The Gryffindor Tower Flick Pick this week is the new Johnny Depp and Orlando Bloom adventure/comedy Pirates of the Caribbean-The Curse of the Black Pearl. I happened to go see this tonight, and I must say, what a wonderful movie. Johnny Depp plays the pirate Captain Jack Sparrow, a swashbuckler trying to get back on the ship that was stolen from him by Captain Barbossa (the always-enlightening Geoffrey Rush). But the real star of this movie is everyone’s favorite elf, Orlando Bloom (Legolas from the LotR films) who plays William Turner, the orphaned son of a pirate who is the key to breaking the curse of the Black Pearl. Depp and Bloom make a hell of a team, and they play off each other quite well. The humor really surprised me; it was much funnier than I thought it would be. The action was superb. It’s nice to see an adventure movie without kung fu once in a while, and seeing some old-fashioned swordfights really made the movie complete. Throw in the gorgeous Keira Knightley as the damsel in distress, and you have yourself one great movie. I was worried about going to see this. For one, I’ve been on the Pirates of the Caribbean ride at Disney World about three hundred times, and I cannot see how anyone can make a movie out of it, but they sure as hell did. This is one of those flicks that really could have sucked majorly, but it is, at the least, a fun, exciting movie. And it is, at the most, the film that made me realize that I want to marry Keira Knightley.

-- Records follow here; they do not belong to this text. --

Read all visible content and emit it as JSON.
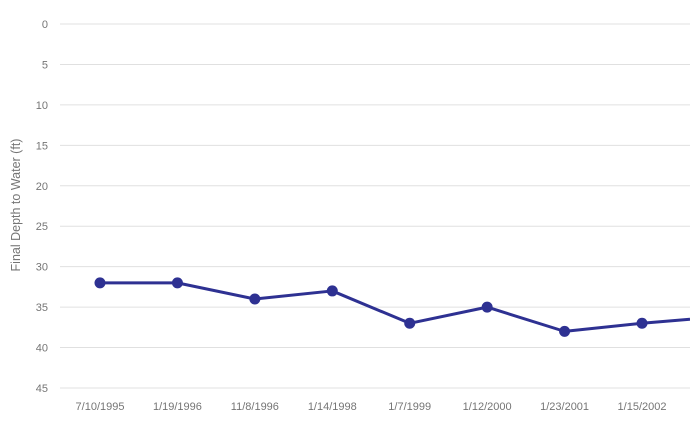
{
  "chart_data": {
    "type": "line",
    "title": "",
    "xlabel": "",
    "ylabel": "Final Depth to Water (ft)",
    "categories": [
      "7/10/1995",
      "1/19/1996",
      "11/8/1996",
      "1/14/1998",
      "1/7/1999",
      "1/12/2000",
      "1/23/2001",
      "1/15/2002"
    ],
    "series": [
      {
        "name": "Final Depth to Water",
        "values": [
          32,
          32,
          34,
          33,
          37,
          35,
          38,
          37
        ]
      }
    ],
    "clipped_segment_end_value": 36.5,
    "y_ticks": [
      0,
      5,
      10,
      15,
      20,
      25,
      30,
      35,
      40,
      45
    ],
    "ylim": [
      0,
      45
    ],
    "y_axis_direction": "depth-increases-downward",
    "grid": "horizontal-only",
    "legend_position": "none",
    "marker_shape": "circle",
    "colors": {
      "line": "#2e3192",
      "marker": "#2e3192",
      "gridline": "#e0e0e0",
      "tick_text": "#757575",
      "background": "#ffffff"
    }
  }
}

The first Dan’s Book Review is dedicated to a new bestseller, The Devil Wears Prada, by Laura Weisberger. I noticed an article in my local paper about a book written by a girl from the Northeastern Pennsylvania, which is where I am from. Apparently, it’s number four on the New York Times Bestseller List, and is already being made into a movie. I decided that I should give it a try. The Devil Wears Pradais about Andrea Sachs, a right-out-of-college woman who wants to write for the New Yorker. She gets a job as the personal assistant to the most powerful woman in the fashion world, Miranda Priestly, editor-in-chief of Runway magazine. Although it’s not exactly a job in writing, Andrea learns that one year with Miranda is a one-way ticket into any single profession a person could want. Miranda is looked at as a deity in the fashion world, and Andrea decides to take the chance. What she doesn’t know is that Miranda is the boss from hell, and that the only way to get that recommendation is to survive a whole year under Miranda’s thumb. The novel is an exquisite look at life in early adulthood: searching for a career; making the transition between college and the “real world”; relationships; friendships. This book is one of the funniest I’ve ever read, and the humor only adds to the rich quality of the story. I must warn you all: THIS BOOK IS NOT INTENDED FOR ANYONE UNDER THE AGE OF SEVENTEEN. It is not a kids’ book, and trust me, if any of you thirteen year olds bring this book home, your parents will be knocking on my door in the middle of the night with a baseball bat.
While you’re reading this, I’m lying on the sunny beaches of Fenwick Island, Delaware (although I can guarantee you that, with my luck, it’s probably raining). You guys all have a great week, and I’ll see ya when I get back next Saturday. Peace!